黎水漣再次與藤空出世交手,還是忍不住震驚:「這東西的堅韌程度,遠超尋常植精。」
白芹香飛快甩出兩枚丹藥,一顆入邵青口,一顆化霧散入陣中:「諸位堅持住,丹霧能暫時削弱地氣對它們的供給。」
十人在交手間,配合的越發嫻熟。
他們十人在以肉眼可見的速度進步,藤空出世和采采顯然也適應了他們的攻勢。
藤空出世和采採用植物才能聽懂的吱吱聲交流,開始有意識地避開周沾的陣法邊緣,轉而從上方垂落。

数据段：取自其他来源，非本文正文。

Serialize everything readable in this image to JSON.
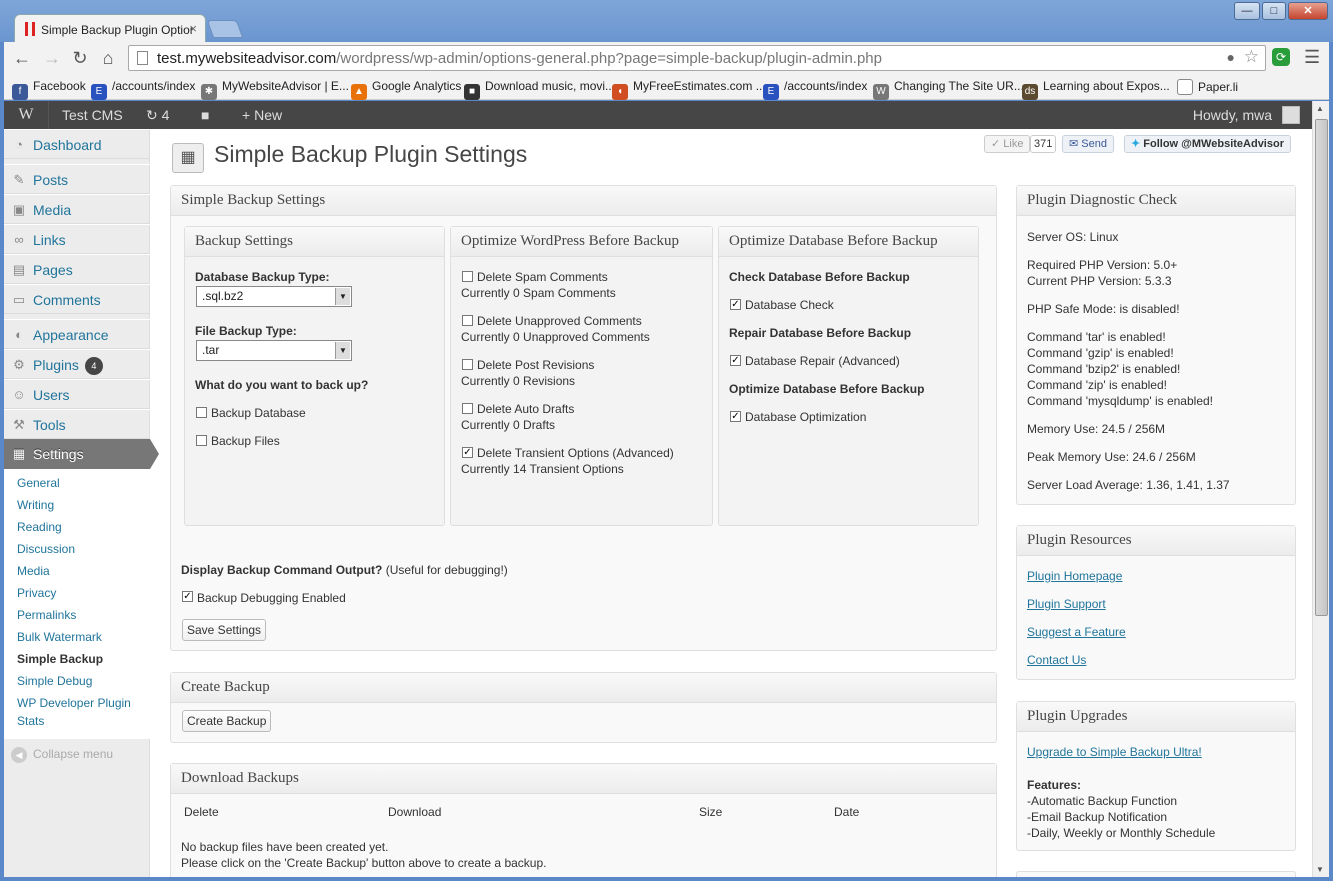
{
  "browser": {
    "tab_title": "Simple Backup Plugin Options",
    "tab_close": "×",
    "url_host": "test.mywebsiteadvisor.com",
    "url_path": "/wordpress/wp-admin/options-general.php?page=simple-backup/plugin-admin.php",
    "bookmarks": [
      {
        "label": "Facebook",
        "icon": "facebook-icon",
        "color": "#3b5998"
      },
      {
        "label": "/accounts/index",
        "icon": "e-icon",
        "color": "#2a52be"
      },
      {
        "label": "MyWebsiteAdvisor | E...",
        "icon": "gear-icon",
        "color": "#777777"
      },
      {
        "label": "Google Analytics",
        "icon": "analytics-icon",
        "color": "#e8710a"
      },
      {
        "label": "Download music, movi...",
        "icon": "pirate-icon",
        "color": "#333333"
      },
      {
        "label": "MyFreeEstimates.com ...",
        "icon": "estimates-icon",
        "color": "#d14d22"
      },
      {
        "label": "/accounts/index",
        "icon": "e-icon",
        "color": "#2a52be"
      },
      {
        "label": "Changing The Site UR...",
        "icon": "wordpress-icon",
        "color": "#777777"
      },
      {
        "label": "Learning about Expos...",
        "icon": "ds-icon",
        "color": "#5b4a2f"
      },
      {
        "label": "Paper.li",
        "icon": "page-icon",
        "color": "#ffffff"
      }
    ]
  },
  "adminbar": {
    "site_name": "Test CMS",
    "updates_count": "4",
    "new_label": "New",
    "howdy": "Howdy, mwa"
  },
  "sidebar": {
    "menu": [
      {
        "label": "Dashboard",
        "icon": "dashboard-icon"
      },
      {
        "label": "Posts",
        "icon": "pin-icon"
      },
      {
        "label": "Media",
        "icon": "media-icon"
      },
      {
        "label": "Links",
        "icon": "link-icon"
      },
      {
        "label": "Pages",
        "icon": "pages-icon"
      },
      {
        "label": "Comments",
        "icon": "comment-icon"
      },
      {
        "label": "Appearance",
        "icon": "appearance-icon"
      },
      {
        "label": "Plugins",
        "icon": "plugin-icon",
        "badge": "4"
      },
      {
        "label": "Users",
        "icon": "users-icon"
      },
      {
        "label": "Tools",
        "icon": "tools-icon"
      },
      {
        "label": "Settings",
        "icon": "settings-icon"
      }
    ],
    "submenu": [
      "General",
      "Writing",
      "Reading",
      "Discussion",
      "Media",
      "Privacy",
      "Permalinks",
      "Bulk Watermark",
      "Simple Backup",
      "Simple Debug",
      "WP Developer Plugin",
      "Stats"
    ],
    "collapse_label": "Collapse menu"
  },
  "header": {
    "title": "Simple Backup Plugin Settings",
    "like_label": "Like",
    "like_count": "371",
    "send_label": "Send",
    "follow_label": "Follow @MWebsiteAdvisor"
  },
  "settings_box": {
    "title": "Simple Backup Settings",
    "backup": {
      "title": "Backup Settings",
      "db_type_label": "Database Backup Type:",
      "db_type_value": ".sql.bz2",
      "file_type_label": "File Backup Type:",
      "file_type_value": ".tar",
      "what_label": "What do you want to back up?",
      "opt_database": "Backup Database",
      "opt_files": "Backup Files"
    },
    "optimize_wp": {
      "title": "Optimize WordPress Before Backup",
      "items": [
        {
          "label": "Delete Spam Comments",
          "note": "Currently 0 Spam Comments",
          "checked": false
        },
        {
          "label": "Delete Unapproved Comments",
          "note": "Currently 0 Unapproved Comments",
          "checked": false
        },
        {
          "label": "Delete Post Revisions",
          "note": "Currently 0 Revisions",
          "checked": false
        },
        {
          "label": "Delete Auto Drafts",
          "note": "Currently 0 Drafts",
          "checked": false
        },
        {
          "label": "Delete Transient Options (Advanced)",
          "note": "Currently 14 Transient Options",
          "checked": true
        }
      ]
    },
    "optimize_db": {
      "title": "Optimize Database Before Backup",
      "check_heading": "Check Database Before Backup",
      "check_label": "Database Check",
      "repair_heading": "Repair Database Before Backup",
      "repair_label": "Database Repair (Advanced)",
      "optimize_heading": "Optimize Database Before Backup",
      "optimize_label": "Database Optimization"
    },
    "debug_label": "Display Backup Command Output?",
    "debug_hint": "(Useful for debugging!)",
    "debug_checkbox": "Backup Debugging Enabled",
    "save_button": "Save Settings"
  },
  "create_box": {
    "title": "Create Backup",
    "button": "Create Backup"
  },
  "download_box": {
    "title": "Download Backups",
    "columns": [
      "Delete",
      "Download",
      "Size",
      "Date"
    ],
    "empty_line1": "No backup files have been created yet.",
    "empty_line2": "Please click on the 'Create Backup' button above to create a backup."
  },
  "diagnostic": {
    "title": "Plugin Diagnostic Check",
    "server_os": "Server OS: Linux",
    "php_required": "Required PHP Version: 5.0+",
    "php_current": "Current PHP Version: 5.3.3",
    "safe_mode": "PHP Safe Mode: is disabled!",
    "commands": [
      "Command 'tar' is enabled!",
      "Command 'gzip' is enabled!",
      "Command 'bzip2' is enabled!",
      "Command 'zip' is enabled!",
      "Command 'mysqldump' is enabled!"
    ],
    "memory": "Memory Use: 24.5 / 256M",
    "peak_memory": "Peak Memory Use: 24.6 / 256M",
    "load": "Server Load Average: 1.36, 1.41, 1.37"
  },
  "resources": {
    "title": "Plugin Resources",
    "links": [
      "Plugin Homepage",
      "Plugin Support",
      "Suggest a Feature",
      "Contact Us"
    ]
  },
  "upgrades": {
    "title": "Plugin Upgrades",
    "link": "Upgrade to Simple Backup Ultra!",
    "features_label": "Features:",
    "features": [
      "-Automatic Backup Function",
      "-Email Backup Notification",
      "-Daily, Weekly or Monthly Schedule"
    ]
  }
}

采采更是刁鑽狡猾,分出數個根須分身,同時在陣外四處遊走,令人難辨真身,迷惑他人的視線,讓他們無法注意到藤空出世正在從上方攻擊。
茅舒羽發狠地拍出一疊符紙,火符爆燃,雷符轟鳴,逼退藤空出世即將突破陣法的根須。
啟用符紙耗能不少,連續甩出大威能的符紙,茅舒羽臉色漸漸發白:「你們快想辦法,別讓它攻進來了,我快撐不住了!」
莊離冷喝一聲,劍勢大開大合,躍身到茅舒羽身前相護,一劍橫掃劈開數條藤蔓,為茅舒羽爭取時間,吐出的話卻不怎麼友善:「這就撐不住了?第一次見面甩符不是很厲害嗎?」
被莊離一激,原本喊自己撐不住的茅舒羽咬緊牙關,撐不住也硬撐。